If we now change the number of iterations to 15,000 and search the output again, we’ll see:
664 262 % com.baeldung.inlining.InliningExample::main @ 2 (21 bytes)
@ 10 com.baeldung.inlining.InliningExample::calculateSum (12 bytes) inline (hot)We can see that this time the method fulfills the conditions for inlining and the JVM inlined it.
It’s noteworthy to mention again that if the method is too big, the JIT won’t inline it, regardless of the number of iterations. We can check this by adding another flag when running the application:
-XX:FreqInlineSize=10As we can see in the previous output, the size of our method is 12 bytes.
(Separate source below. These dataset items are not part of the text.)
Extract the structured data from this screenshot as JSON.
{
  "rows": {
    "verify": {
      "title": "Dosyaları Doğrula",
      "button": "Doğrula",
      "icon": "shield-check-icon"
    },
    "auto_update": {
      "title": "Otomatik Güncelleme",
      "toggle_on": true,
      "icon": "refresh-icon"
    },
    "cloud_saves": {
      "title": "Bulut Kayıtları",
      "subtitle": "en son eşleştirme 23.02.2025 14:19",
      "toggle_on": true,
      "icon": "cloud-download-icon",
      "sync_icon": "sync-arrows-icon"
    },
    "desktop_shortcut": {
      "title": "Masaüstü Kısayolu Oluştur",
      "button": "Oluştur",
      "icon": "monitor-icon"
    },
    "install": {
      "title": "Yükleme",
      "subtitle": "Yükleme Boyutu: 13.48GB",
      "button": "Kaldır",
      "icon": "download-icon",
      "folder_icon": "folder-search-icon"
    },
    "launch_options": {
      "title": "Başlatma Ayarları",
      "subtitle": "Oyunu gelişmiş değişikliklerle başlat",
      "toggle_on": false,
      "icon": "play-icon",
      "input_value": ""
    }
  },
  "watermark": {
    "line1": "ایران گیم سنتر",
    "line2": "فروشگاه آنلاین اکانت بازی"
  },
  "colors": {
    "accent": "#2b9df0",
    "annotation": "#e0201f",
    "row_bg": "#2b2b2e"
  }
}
The -XX:FreqInlineSize flag will limit the method size eligible for inlining to 10 bytes. Consequentially, the inlining shouldn’t take place this time. And indeed, we can confirm this by taking another look at the output:
330 266 % com.baeldung.inlining.InliningExample::main @ 2 (21 bytes)
@ 10 com.baeldung.inlining.InliningExample::calculateSum (12 bytes) hot method too bigAlthough we’ve changed the flag value here for illustration purposes, we must emphasize the recommendation of not changing the default value of the -XX:FreqInlineSize flag unless absolutely necessary.
5. Conclusion
In this article, we saw what method inlining is in the JVM and how the JIT does it. We described how we can check if our methods are eligible for inlining or not and suggested how to make use of this information by trying to reduce the size of frequently called long methods that are too big to get inlined.
Finally, we illustrated how we can identify a hot method in practice.